El énfasis de ese tipo de discurso ha sido
establecer fuera de toda duda las discrepancias entre las experiencias
histórico-sociales, la psiquis, e incluso la visión de mundo de la gente de la
capital y aquella que no lo era –la de la isla-. Es cierto que la
noción dialéctica que antepone la capital a la isla sigue teniendo sentido para
mucha gente. En ocasiones da la impresión de que los viejos partidos de San
Germán y Puerto Rico fundados en el siglo XVI nunca hubiesen hecho las paces y
continuaran resolviendo las disensiones jurídicas coloniales después de 510
años de convivencia y un siglo 50 años de estado moderno.
Algunos alegan que San Germán se hizo ante el
otro, Puerto Rico, y apropian una idea de la marginalidad respecto al poder
hispano colonial que en ocasiones es difícil demostrar. Es cierto que para que
una región se defina tiene que hacerlo ante el otro. En lo que respecta a San
Germán esa concepción de lo regional es cuestionable por diversas vías:
la gente de Aguada y Coamo, que estaban en la periferia de dos Partidos
distintos, se parecían probablemente más entre sí en el orden socio-cultural
que a la gente de la Capital. La concepción de un San Germán “aislado” en el
sentido estricto de la palabra es sumamente improbable. Toda noción de
aislamiento tiene que matizarse espacial y temporalmente.
Incluso cuando se ha tratado de deslindar las
regiones con las nociones de urbe y ruralía la disposición es
poco clara porque los patrones de comportamiento rural invadían la llamada vida
urbana de Puerto Rico hasta entrado el siglo XX. No había una fractura clara
entre lo uno y lo otro. En gran medida la fragilidad visceral de la postura
teórica de quienes ven en San Germán el nudo de la nacionalidad radica en que
lo mismo se puede alegar con argumentos análogos sobre Ponce, Mayagüez y la
capital misma con argumentos de igual peso.

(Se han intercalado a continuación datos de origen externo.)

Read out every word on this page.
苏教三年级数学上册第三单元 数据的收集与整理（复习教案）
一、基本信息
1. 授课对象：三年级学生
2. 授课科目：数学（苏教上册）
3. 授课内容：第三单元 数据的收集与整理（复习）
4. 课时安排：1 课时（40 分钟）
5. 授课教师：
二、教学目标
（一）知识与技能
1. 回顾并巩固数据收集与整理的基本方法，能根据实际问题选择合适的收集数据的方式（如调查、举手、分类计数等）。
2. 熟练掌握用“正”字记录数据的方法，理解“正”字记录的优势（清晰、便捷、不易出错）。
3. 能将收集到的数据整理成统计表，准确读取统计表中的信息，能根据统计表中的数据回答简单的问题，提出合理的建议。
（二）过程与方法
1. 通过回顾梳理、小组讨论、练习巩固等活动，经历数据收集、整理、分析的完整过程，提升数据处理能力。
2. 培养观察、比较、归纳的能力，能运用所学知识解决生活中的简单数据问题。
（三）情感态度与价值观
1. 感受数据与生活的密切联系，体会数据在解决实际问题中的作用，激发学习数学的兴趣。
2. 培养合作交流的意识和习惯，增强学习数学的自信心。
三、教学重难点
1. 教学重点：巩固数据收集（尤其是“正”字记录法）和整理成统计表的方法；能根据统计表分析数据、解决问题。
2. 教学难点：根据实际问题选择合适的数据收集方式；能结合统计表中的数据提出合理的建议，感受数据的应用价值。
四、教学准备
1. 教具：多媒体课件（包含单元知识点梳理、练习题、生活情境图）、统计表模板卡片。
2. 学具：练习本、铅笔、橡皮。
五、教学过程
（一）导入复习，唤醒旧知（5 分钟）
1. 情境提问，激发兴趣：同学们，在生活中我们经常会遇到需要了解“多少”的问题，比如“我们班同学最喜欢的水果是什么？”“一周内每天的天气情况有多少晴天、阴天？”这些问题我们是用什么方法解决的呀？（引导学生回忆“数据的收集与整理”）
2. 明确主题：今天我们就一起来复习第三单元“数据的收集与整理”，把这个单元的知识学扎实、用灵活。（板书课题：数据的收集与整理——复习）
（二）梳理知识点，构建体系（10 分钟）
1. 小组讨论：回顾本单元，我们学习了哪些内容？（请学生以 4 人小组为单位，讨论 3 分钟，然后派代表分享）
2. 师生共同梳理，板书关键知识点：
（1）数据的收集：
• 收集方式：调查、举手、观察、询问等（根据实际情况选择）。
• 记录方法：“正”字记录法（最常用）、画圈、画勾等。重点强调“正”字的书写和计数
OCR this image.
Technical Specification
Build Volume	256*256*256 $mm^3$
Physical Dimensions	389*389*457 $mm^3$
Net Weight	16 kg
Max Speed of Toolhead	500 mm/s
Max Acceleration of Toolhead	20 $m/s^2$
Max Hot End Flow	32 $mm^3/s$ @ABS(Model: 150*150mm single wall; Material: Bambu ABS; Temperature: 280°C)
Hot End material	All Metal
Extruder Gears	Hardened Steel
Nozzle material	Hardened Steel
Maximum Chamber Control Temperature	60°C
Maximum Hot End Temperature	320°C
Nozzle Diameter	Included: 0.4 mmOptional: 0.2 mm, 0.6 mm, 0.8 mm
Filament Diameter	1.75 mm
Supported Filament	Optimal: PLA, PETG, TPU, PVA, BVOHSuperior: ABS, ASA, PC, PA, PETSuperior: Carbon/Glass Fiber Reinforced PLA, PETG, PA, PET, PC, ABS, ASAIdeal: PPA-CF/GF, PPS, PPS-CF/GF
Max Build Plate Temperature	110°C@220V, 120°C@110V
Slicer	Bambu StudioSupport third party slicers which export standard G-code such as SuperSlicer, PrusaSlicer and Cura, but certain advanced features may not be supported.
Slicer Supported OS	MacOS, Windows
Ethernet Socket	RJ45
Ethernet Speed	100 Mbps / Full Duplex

La lección que un historiador recoge de todo
esto es sencilla. La determinación de la alteridad histórica como es el caso de
San Germán en el volumen que me ocupa, no puede conducir al historiógrafo a la
atomización radical de su versión del mundo. Estas reconstrucciones alternas
son útiles en la medida en que no cancelen los caminos de hacia una comprensión
total probable.
El dilema es mucho mayor de lo que aparente por
que ser sangermeño es un gesto enteramente simbólico tan válido como ser
mayagüezano, ser ponceño o pepiniano. En verdad cualquier revisión general de
la historia de San Germán nos demuestra que la mayoría de los pueblos emanados
del viejo partido lo fueron a pesar de la oposición de San Germán. La Villa
Fundadora de Pueblos lo fue, en consecuencia, a su pesar. Un último apunte
aclaratorio. El San Germán de 1506 o 1508 no era una Villa. Era un simple lugar
camino a ser un pueblo. La condición de Villa era un título jurídico que
implicaba ciertos privilegios que los lugareños no poseían durante el siglo 16.
Si el esfuerzo de José Vélez Dejardín en su versión revisada de San Germán: de villa andariega a nuestros tiempos es esa, la aplaudo fraternalmente.